Breast clinic referral

Hello I went to the doctors on Wednesday because my boob had dimpleed in the doctor examined me and she found 2 lumps in my breast and one in my arm pit I'm waiting for an appointment to the breast cancer screening I'm 27 and no family history but I'm absolutely terrified I've got 2 young boys and all I can think about is not being here for them! I just hate waiting I really just want to no if it is or if it isn't and if it is what can be done. 

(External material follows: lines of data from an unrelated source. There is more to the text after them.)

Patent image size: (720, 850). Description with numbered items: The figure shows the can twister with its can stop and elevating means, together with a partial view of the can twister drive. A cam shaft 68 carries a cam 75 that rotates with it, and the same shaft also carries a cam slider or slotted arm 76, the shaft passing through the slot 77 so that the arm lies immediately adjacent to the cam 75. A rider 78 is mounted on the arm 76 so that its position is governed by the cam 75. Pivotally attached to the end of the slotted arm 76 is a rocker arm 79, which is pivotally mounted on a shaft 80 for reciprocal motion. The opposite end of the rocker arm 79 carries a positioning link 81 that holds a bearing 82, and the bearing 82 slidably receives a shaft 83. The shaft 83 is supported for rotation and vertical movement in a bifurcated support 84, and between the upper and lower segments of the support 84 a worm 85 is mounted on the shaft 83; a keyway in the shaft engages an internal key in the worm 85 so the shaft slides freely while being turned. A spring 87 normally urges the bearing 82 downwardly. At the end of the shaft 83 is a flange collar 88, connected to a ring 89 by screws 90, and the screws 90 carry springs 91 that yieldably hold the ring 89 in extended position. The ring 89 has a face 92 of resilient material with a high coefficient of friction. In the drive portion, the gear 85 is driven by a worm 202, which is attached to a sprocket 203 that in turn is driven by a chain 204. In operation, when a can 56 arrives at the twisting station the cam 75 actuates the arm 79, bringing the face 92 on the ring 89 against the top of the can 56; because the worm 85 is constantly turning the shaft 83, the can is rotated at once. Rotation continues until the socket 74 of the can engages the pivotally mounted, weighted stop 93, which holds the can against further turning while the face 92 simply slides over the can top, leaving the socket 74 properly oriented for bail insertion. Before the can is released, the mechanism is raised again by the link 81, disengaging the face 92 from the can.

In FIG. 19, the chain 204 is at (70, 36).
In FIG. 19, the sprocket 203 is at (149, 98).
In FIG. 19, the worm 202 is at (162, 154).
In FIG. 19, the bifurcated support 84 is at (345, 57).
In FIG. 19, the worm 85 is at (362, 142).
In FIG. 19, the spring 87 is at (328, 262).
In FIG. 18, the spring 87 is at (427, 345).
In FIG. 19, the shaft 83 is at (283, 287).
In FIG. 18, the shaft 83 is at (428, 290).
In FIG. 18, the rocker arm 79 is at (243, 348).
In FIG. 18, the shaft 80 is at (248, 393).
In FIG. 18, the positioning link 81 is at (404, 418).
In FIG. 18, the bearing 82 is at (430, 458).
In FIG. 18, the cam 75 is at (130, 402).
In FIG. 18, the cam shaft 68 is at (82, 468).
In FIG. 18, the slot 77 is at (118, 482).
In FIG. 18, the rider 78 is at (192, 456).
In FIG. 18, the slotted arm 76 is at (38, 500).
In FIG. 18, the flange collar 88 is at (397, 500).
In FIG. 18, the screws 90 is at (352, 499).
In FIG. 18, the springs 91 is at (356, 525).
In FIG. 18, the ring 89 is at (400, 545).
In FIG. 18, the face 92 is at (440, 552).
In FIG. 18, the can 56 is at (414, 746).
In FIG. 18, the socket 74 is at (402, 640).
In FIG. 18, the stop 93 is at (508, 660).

  • Hi, I am kind of in the same situation as you. I have a little dimple on my breast and I found a lump under my arm. I had a malignant melanoma mole removed from my hand when I was in my 20s (I'm in my.40s now) I saw the doctor last friday and he took some bloods and said he was going to refer me for an ultrasound. 

     

    I'm a little freaked out. I know it could be nothing but I can't help worrying what if it is something. I don't want to tell my family and maybe cause them unnecessary worry but I feel I'm going a little crazy googling things on the internet. 

     

    Do they always send you for scans and take bloods if theres a lump. Is that just normal procedure? 

  • I think it's normal but it's very worrying I worrying my self sick I have my fingers crossed for you xxx

  • Hi

    I'm in the same boat as you, I've been getting pain in my left armpit and around the same the breast, I've had an enlarged lymph node in my neck to,  I went to the gp who referred me on the 2 week pathway and my appointment is the 2nd December. I'm a mum to 6 the youngest being just 6months old, all my health issues started after the birth of my youngest and I'm absolutely terrified its going to be cancer. I haven't told anyone whats going on, not even my husband as I don't want to worry anyone, I thought i would wait and see what the outcome is and then if I need to tell people I will, I don't want to worry everyone unnecessarily. I have a family history of cancer which is putting me more on edge, my mum recently got diagnosed with bowel cancer just before the first lockdown, and my auntie (mothers sister) had breast cancer, my mind is in overdrive. I've also been experiencing a sore throat, ear pain and chest discomfort which is making me fear the worse and jump to the worst case of it being breast cancer which has spread to my lungs/neck/throat. I'm so worried and keep thinking of how young and small my kids are, and how they still need me. I've been trying to remain positive but sometimes when the house is quiet and the kids are busy the dark thoughts creep in and I'm consumed by fear and what ifs. My appointment seems a lifetime away when in reality its little over a week, but that week is going to be the longest wait I've had to go through. I no exactly how your feeling and what your going through. Have you recieved your appointment through yet?

  • It's a very scary thing I've been feeling pain in other places but don't no if it's just because my minds going over time over thinking things! I hope all goes okay for you thinking of you. I've not had my appointment yet I hate the waiting game Xxx

  • Hello, 

     

    I'm in a very similar postion 26 with a lump in my armpit and breast waiting for my appointment. 

     

    My minds in total over drive. Some days I'm like it will be nothing then other days I've convinced myself it's the worst. I have a young daughter and just keep thinking of her it's awful.

     

    I hope you get your appointment soon and wish you all the best. 

  • I no it's an awful feeling isn't it I'm the exact same I just keep thinking of my children xxx 

  • Hope you get the all clear xxxx

  • Hi just wondering if you got your appointment yet. 

    I had mine on Friday and after a breast exam, 2 mammograms, an ultra sound and a fine needle test, they decided they needed to do a biopsy. I'm now having to wait on those results which I'm even more anxious about as I had hoped the one appointment would have cleared everything up and I'd be told it was nothjng to worry about. 

    Fingers crossed everything is OK with you.